Saskia, portrait posthume. Rembrandt, 1643

 

Mon cher mari, j’aime que tu te souviennes de moi ainsi que tu me peints aujourd’hui, les traits apaisés, mon regard tendrement posé sur toi et notre enfant, plutôt que malade, mourante, seule et désespérée de me sentir partir loin de vous . Mettras-tu mon portrait dans le salon, que vous profitiez tous les deux de moi, que je devienne, si ce n’est plus ni ta femme ni sa mère, votre ange gardien ? Je me souviens encore de tes premiers tableaux de moi, joyeuse, mutine, ivre de notre amour. Et des suivants, où je me fais plus grave, plus mélancolique, portant les deuils successifs de trois de nos petits, prenant mes distances face au chagrin et face à ce monde dont la vanité avait fini par m’apparaitre cruelle. Aujourd’hui je ne suis plus ni joyeuse ni détachée, mais sereine, et heureuse que tu me gardes ainsi près de toi. J’ai pu suivre tous les passages du temps sur tes portraits, car tu es le peintre de la vérité. Tu sais t’extraire du baroque et de ses artifices pour faire parler les âmes, poser sur tes toiles les profondeurs de l’humain. Continue, Rembrandt, et si tu n’arrives plus à représenter le bonheur, attache-toi à immortaliser les douleurs des humbles ou des malades.

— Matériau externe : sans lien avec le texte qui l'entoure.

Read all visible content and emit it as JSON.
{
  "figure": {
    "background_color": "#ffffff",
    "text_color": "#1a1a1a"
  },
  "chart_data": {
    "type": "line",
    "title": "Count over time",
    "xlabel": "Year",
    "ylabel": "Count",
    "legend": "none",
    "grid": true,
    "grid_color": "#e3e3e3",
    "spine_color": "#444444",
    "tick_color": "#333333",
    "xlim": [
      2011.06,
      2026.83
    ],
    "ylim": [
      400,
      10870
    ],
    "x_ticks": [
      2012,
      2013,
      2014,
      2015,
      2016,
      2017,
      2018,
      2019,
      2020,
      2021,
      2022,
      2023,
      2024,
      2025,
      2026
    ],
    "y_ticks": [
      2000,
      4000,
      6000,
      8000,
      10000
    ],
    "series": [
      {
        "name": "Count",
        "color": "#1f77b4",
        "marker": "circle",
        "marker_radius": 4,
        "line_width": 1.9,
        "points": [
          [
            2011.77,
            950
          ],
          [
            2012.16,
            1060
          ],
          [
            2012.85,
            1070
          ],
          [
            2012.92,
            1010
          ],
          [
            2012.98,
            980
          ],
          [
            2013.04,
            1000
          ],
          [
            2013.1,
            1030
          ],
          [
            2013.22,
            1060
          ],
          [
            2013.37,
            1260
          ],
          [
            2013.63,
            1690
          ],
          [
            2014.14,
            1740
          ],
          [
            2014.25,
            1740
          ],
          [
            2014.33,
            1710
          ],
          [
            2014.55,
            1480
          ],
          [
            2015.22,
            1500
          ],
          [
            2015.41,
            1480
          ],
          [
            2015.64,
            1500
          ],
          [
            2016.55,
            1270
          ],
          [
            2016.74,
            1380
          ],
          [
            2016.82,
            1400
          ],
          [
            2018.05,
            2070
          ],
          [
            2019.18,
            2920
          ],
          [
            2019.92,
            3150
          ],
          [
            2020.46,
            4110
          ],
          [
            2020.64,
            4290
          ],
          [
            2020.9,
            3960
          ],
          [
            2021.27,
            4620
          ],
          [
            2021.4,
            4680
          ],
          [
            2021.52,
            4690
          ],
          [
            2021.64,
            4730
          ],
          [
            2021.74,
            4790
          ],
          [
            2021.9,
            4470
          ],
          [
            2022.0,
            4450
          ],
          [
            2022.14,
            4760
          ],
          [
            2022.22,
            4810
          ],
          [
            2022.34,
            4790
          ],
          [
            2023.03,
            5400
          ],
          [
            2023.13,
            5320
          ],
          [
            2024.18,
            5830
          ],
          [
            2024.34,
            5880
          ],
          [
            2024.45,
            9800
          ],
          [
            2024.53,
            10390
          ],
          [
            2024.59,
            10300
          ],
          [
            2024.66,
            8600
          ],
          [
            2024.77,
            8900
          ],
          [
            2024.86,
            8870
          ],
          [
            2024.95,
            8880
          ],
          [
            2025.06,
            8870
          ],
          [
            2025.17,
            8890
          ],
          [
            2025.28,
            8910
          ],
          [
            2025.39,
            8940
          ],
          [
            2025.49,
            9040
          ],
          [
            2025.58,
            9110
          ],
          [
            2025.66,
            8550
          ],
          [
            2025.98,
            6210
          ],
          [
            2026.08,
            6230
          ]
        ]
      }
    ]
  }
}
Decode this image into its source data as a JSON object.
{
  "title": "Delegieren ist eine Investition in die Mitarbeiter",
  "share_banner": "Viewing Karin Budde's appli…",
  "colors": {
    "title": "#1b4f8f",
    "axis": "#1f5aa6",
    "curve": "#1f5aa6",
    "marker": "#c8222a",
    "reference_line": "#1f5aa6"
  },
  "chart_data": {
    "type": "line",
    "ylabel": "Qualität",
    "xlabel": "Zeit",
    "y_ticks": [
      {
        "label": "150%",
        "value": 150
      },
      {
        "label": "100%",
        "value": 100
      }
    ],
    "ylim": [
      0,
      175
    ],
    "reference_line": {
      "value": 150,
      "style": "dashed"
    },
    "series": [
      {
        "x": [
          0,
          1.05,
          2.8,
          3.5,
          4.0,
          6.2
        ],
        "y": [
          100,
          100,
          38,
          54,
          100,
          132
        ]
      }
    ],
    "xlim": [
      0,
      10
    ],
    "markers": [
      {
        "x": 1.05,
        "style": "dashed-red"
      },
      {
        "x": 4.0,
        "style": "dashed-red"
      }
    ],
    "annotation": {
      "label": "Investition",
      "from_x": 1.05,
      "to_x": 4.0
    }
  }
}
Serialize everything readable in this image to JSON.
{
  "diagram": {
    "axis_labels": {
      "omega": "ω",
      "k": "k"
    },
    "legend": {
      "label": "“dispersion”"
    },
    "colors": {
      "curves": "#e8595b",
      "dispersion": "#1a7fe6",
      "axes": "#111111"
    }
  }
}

Peins le chagrin, les désillusions, la lassitude qui marquent ton visage. Peins les angoisses, les secrets de ceux que tu perces à jour grâce à ton crayon, à ton pinceau. Peins le temps qui passe sur les êtres, l’obscurité autant que la lumière, et même davantage si le monde te paraît trop sombre. Intéresse-toi aux vieux et les indigents, toi seul peux les rendre émouvants, par l’humanité et la compassion qui te caractérisent et qui ne cessent de grandir en toi depuis que je t’ai quitté. Ta souffrance t’a ouvert à celle des autres, mon cher mari. Ma mort est ainsi une étape dans ton parcours artistique, ton talent s’épanouit à mesure que ton cœur saigne, c’est une chance pour l’artiste et une malédiction pour l’homme. Rembrandt, en l’homme, n’oublie pas le père. Prends soin de Titus, aime le doublement maintenant que je ne suis plus là pour lui témoigner toute ma tendresse. Dans tes portraits de lui, mets de la lumière, une belle lumière qui rejaillisse sur sa personne, qui éloigne de lui le malheur, une lumière comme si je l’entourais et je veillais sur lui, depuis là où je suis. Je te laisse à mon tableau, n’oublie pas s’il te plait de mettre un peu de rose sur mes joues, sur mes lèvres, cela m’a manqué de ne plus me voir belle, pendant ma maladie.  

 

Saskia meurt en 1942, huit ans après avoir épousé Rembrandt, et quelques mois après avoir donné naissance à leur fils Titus.